Now, we're not talking about the natural, tiny amounts of fructose found in whole fruit (3-5g in a 100g serving).  We're talking about the concentrated doses found in refined table sugar (49g per 100g serving) and high fructose corn syrup (as high as 75g per 100g serving).

What was that caveman theme again?  Oh yeah -- real, natural, whole, unprocessed foods are cool.  Kick that refined crap to the curb.

3. Eliminate trans-fats

If fructose is the "Worst Modern Food Champ", then trans fats are the undisputed #1 contender.  These compounds are essentially vegetable oils that have had a hydrogen molecule added to their chemical structure through a process called hydrogenation.  This makes them more solid in structure and extends shelf life -- both great if you are processed, snack food manufacturer.

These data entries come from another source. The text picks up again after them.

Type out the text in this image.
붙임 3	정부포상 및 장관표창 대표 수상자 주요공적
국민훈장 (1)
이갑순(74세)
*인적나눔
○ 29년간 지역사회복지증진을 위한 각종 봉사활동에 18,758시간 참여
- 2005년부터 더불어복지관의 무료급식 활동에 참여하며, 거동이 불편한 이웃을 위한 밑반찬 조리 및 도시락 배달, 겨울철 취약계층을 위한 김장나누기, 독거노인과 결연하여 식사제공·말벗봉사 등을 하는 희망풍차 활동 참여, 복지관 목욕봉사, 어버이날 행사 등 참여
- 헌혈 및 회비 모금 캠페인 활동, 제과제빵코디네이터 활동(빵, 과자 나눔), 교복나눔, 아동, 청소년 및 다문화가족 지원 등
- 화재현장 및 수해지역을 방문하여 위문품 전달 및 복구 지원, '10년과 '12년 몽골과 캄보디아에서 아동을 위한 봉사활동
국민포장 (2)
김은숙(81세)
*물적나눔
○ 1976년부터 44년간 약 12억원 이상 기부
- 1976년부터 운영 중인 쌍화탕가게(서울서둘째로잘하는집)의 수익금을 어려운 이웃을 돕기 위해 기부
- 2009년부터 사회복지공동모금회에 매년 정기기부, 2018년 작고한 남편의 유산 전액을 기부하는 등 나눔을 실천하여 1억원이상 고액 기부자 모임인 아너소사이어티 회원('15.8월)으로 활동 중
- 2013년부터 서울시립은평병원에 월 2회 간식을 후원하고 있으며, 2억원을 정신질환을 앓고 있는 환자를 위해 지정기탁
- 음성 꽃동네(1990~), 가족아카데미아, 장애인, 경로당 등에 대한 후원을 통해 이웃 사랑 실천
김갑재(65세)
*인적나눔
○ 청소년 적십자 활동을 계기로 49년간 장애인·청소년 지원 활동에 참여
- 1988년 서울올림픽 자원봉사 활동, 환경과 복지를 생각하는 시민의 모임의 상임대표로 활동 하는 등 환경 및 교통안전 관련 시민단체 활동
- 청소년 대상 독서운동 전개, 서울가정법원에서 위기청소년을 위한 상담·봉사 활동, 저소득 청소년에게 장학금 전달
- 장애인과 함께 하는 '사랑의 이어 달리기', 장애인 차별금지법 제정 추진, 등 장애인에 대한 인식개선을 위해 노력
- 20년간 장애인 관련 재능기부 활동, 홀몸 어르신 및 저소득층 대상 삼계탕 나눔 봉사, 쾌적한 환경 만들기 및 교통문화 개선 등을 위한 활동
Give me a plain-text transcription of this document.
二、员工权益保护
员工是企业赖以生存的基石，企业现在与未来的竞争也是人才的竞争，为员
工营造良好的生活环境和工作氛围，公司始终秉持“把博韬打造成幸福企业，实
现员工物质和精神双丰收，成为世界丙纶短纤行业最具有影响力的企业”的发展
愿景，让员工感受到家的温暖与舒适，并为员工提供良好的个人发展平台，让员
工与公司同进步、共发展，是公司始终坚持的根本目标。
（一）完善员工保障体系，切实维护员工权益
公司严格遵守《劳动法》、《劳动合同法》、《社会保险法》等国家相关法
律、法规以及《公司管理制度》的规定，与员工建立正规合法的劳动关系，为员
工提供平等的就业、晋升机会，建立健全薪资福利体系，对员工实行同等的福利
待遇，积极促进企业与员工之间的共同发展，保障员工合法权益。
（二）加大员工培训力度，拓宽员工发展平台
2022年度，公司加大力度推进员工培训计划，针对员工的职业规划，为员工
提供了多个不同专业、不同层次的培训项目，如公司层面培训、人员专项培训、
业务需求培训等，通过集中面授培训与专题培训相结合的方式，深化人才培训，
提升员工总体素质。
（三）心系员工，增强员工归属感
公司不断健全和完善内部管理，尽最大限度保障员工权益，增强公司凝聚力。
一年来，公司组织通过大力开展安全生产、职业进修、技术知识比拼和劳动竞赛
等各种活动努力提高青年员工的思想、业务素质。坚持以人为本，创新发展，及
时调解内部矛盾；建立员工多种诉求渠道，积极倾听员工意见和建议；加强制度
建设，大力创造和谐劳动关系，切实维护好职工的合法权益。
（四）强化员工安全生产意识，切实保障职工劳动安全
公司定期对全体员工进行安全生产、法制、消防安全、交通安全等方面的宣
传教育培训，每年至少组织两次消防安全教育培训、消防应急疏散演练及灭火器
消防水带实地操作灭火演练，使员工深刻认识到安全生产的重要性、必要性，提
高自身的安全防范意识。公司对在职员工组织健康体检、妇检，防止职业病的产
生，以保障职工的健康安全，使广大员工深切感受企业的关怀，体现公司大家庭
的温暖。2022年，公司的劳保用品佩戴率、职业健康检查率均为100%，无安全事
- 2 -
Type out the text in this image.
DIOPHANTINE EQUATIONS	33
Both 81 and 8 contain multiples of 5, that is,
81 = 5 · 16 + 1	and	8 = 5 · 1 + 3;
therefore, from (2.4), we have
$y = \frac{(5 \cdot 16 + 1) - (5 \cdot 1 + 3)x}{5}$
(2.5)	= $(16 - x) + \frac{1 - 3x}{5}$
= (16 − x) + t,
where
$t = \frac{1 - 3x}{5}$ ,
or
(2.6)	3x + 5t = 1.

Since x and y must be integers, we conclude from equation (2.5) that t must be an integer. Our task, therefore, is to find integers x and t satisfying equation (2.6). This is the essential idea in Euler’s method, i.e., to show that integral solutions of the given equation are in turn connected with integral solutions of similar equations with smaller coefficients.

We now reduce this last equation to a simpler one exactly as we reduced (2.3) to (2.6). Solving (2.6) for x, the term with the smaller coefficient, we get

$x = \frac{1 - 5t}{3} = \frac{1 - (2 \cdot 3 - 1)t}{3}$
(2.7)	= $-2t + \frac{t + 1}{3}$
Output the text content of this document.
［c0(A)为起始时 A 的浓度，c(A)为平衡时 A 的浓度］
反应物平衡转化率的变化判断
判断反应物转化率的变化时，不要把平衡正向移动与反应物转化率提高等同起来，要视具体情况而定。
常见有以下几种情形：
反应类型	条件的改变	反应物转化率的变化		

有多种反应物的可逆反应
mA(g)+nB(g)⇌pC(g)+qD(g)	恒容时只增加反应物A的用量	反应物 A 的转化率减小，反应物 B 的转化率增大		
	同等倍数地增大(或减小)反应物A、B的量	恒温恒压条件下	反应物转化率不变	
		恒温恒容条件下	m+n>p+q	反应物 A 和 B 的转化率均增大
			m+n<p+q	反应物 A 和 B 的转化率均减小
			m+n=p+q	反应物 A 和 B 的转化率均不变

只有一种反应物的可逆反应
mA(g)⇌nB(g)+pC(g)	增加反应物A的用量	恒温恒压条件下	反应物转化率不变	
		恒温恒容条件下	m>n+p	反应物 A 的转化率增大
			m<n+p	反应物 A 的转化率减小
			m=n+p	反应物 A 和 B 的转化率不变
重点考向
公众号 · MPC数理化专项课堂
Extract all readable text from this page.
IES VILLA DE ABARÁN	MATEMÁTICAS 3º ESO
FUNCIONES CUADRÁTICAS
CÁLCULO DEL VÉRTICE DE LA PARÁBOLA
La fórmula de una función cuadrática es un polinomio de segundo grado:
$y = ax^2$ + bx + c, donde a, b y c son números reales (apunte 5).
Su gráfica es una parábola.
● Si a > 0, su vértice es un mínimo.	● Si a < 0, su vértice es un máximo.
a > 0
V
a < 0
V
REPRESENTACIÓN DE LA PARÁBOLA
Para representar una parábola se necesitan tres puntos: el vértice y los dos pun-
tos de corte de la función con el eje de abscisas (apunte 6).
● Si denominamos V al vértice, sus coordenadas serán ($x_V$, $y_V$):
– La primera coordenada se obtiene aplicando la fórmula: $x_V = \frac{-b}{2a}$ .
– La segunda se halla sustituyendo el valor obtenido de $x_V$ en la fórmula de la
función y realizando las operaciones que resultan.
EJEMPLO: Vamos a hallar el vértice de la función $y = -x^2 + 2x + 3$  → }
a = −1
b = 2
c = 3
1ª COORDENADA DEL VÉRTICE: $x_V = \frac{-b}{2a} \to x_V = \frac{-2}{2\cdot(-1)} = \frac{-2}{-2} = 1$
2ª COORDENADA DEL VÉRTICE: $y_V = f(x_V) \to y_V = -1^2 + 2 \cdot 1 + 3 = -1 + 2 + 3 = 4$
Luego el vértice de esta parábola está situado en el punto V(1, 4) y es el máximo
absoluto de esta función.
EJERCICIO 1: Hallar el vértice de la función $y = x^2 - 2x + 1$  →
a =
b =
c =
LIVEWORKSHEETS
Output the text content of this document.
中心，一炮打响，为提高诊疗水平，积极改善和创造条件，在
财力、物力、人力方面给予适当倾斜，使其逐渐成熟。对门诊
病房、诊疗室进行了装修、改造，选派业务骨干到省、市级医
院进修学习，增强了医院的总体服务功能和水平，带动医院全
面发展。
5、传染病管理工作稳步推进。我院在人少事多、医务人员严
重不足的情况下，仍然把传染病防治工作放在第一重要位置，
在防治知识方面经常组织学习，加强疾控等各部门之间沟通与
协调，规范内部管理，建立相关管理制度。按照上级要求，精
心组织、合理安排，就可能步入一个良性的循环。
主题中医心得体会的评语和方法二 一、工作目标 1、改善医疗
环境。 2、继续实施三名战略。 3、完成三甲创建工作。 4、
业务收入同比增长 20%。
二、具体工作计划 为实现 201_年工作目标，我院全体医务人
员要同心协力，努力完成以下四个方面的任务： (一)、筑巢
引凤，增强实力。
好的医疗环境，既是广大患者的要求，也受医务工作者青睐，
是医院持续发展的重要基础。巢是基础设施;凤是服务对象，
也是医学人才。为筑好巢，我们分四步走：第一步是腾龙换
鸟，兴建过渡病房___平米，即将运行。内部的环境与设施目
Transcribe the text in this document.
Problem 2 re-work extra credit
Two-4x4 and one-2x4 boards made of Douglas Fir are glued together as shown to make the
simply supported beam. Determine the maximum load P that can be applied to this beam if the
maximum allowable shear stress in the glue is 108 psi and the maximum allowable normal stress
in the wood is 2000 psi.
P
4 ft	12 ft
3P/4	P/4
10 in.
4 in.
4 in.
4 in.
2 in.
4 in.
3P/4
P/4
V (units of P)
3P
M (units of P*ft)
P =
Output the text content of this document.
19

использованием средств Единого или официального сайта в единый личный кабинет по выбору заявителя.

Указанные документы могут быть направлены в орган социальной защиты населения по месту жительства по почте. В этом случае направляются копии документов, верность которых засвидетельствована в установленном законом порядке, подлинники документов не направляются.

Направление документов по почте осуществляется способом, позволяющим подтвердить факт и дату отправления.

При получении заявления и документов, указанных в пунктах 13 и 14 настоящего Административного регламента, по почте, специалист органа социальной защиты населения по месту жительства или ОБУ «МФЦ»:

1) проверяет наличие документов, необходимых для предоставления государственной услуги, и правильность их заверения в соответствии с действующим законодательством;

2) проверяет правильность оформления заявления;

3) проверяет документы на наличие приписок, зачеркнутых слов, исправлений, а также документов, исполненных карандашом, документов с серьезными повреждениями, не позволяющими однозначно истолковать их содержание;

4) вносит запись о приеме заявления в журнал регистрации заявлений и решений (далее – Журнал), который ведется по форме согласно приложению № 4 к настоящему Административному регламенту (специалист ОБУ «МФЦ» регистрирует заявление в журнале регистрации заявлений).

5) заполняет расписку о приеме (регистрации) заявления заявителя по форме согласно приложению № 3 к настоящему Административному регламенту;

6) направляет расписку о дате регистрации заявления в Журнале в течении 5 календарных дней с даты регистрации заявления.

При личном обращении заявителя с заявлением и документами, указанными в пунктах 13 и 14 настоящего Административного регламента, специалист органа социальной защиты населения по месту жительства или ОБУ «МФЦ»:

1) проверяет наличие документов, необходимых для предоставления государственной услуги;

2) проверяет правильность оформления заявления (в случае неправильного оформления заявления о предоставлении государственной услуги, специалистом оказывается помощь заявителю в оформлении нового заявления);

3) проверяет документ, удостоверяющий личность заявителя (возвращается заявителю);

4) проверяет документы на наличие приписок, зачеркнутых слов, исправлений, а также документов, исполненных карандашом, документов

However, this chemical alteration is what makes them so problematic if you are a health-enthusiast.  Because trans fats are basically unnatural, mutated fats, they raise total and bad cholesterol (LDL), elevate C-reactive protein, lower good cholesterol (HDL), and as such, are a major risk factor for coronary artery disease.

But forget heart attacks man, we just want to get our coveted six-packs right?  Well, trans fats have been shown to inhibit glucose disposal, promote insulin resistance and induce abdominal obesity.  Here's a study:

Old timer’s paper link: Kavanagh et al, Trans fat diet induces abdominal obesity and changes in insulin sensitivity in monkeys. Obesity 2007 Jul;15(7):1675-84.

New school web link

So if you see trans fats or hydrogenated oils, do as Iron Maiden said to do, "Run to the hills, run for your lives."